3. Oil and gas well safety intelligent remote ignition device according to claim 1, characterized in that the power supply unit (2) comprises a charger (200), a battery pack (203), an inverter (204) and a control relay set (206) which are connected in sequence, and an alternating current power supply (207) connected with the control relay set (206).

4. An oil and gas well safety intelligent remote ignition device as claimed in claim 3, characterized in that the power supply device (2) further comprises a flame monitor (205) connected with the control relay group (206), and a probe of the flame monitor (205) is arranged at the adjacent side of the negative flame nozzle (307).

5. An oil and gas well safety intelligent remote ignition device as claimed in claim 3, characterized in that the power supply device (2) further comprises a hand-held remote controller (201) and a remote control receiver (202); an electromagnetic wave transmitter is arranged in the handheld remote controller (201), and an electromagnetic wave receiver is arranged in the remote control receiver (202).

6. An oil and gas well safety intelligent remote control ignition device as claimed in claim 5, wherein the hand-held remote controller (201) is provided with an AC start key (2010), an AC stop key (2011), a DC start key (2012), a DC stop key (2013), an automatic key (2014), a manual key (2015), a manual ignition start key (2016) and a manual ignition stop key (2017).

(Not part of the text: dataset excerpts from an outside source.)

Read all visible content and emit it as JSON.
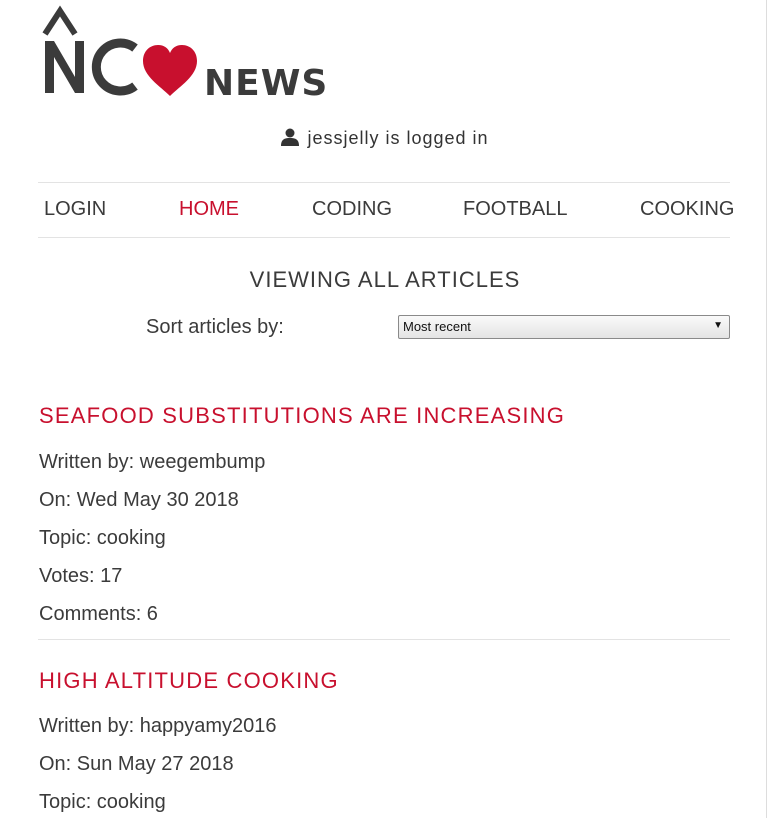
{
  "logo": {
    "letters": "NC",
    "word": "NEWS",
    "heart_color": "#c8102e",
    "text_color": "#3b3b3b"
  },
  "user_status": {
    "icon": "user-icon",
    "text": "jessjelly is logged in"
  },
  "nav": {
    "items": [
      {
        "label": "LOGIN",
        "active": false
      },
      {
        "label": "HOME",
        "active": true
      },
      {
        "label": "CODING",
        "active": false
      },
      {
        "label": "FOOTBALL",
        "active": false
      },
      {
        "label": "COOKING",
        "active": false
      }
    ]
  },
  "main": {
    "heading": "VIEWING ALL ARTICLES",
    "sort": {
      "label": "Sort articles by:",
      "selected": "Most recent"
    }
  },
  "articles": [
    {
      "title": "SEAFOOD SUBSTITUTIONS ARE INCREASING",
      "author": "Written by: weegembump",
      "date": "On: Wed May 30 2018",
      "topic": "Topic: cooking",
      "votes": "Votes: 17",
      "comments": "Comments: 6"
    },
    {
      "title": "HIGH ALTITUDE COOKING",
      "author": "Written by: happyamy2016",
      "date": "On: Sun May 27 2018",
      "topic": "Topic: cooking"
    }
  ],
  "colors": {
    "accent": "#c8102e",
    "text": "#3b3b3b",
    "divider": "#e3e3e3"
  }
}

7. An intelligent remote-controlled safety ignition device for oil and gas wells according to claim 1, characterized in that the high-voltage lead (300) and the stainless steel wire (306) are connected with each other through a first connector (302) and a second connector (303); wherein the first connector (302) is a pin connector comprising a pin connected with the high voltage wire (300) and a socket connected with the stainless steel wire (306); the second connector (303) is composed of an outer pipe and an inner pipe which are fixedly connected in a threaded mode, the inserting needle of the first connector (302) is centrally fixed in the outer pipe, and the inserting tube of the first connector (302) is centrally fixed in the inner pipe.

8. The oil and gas well safety intelligent remote ignition device according to claim 1, characterized in that the positive electrode discharge needle (309) and the stainless steel wire (306) are connected through a third connector (308); the third connector (308) is a pin type connector which comprises a pin connected with the stainless steel wire (306) and a socket connected with the positive electrode discharge needle (309).

9. An oil and gas well safety intelligent remote ignition device as claimed in claim 7, characterized in that the high speed fan (301) is fixed on the second connector (303).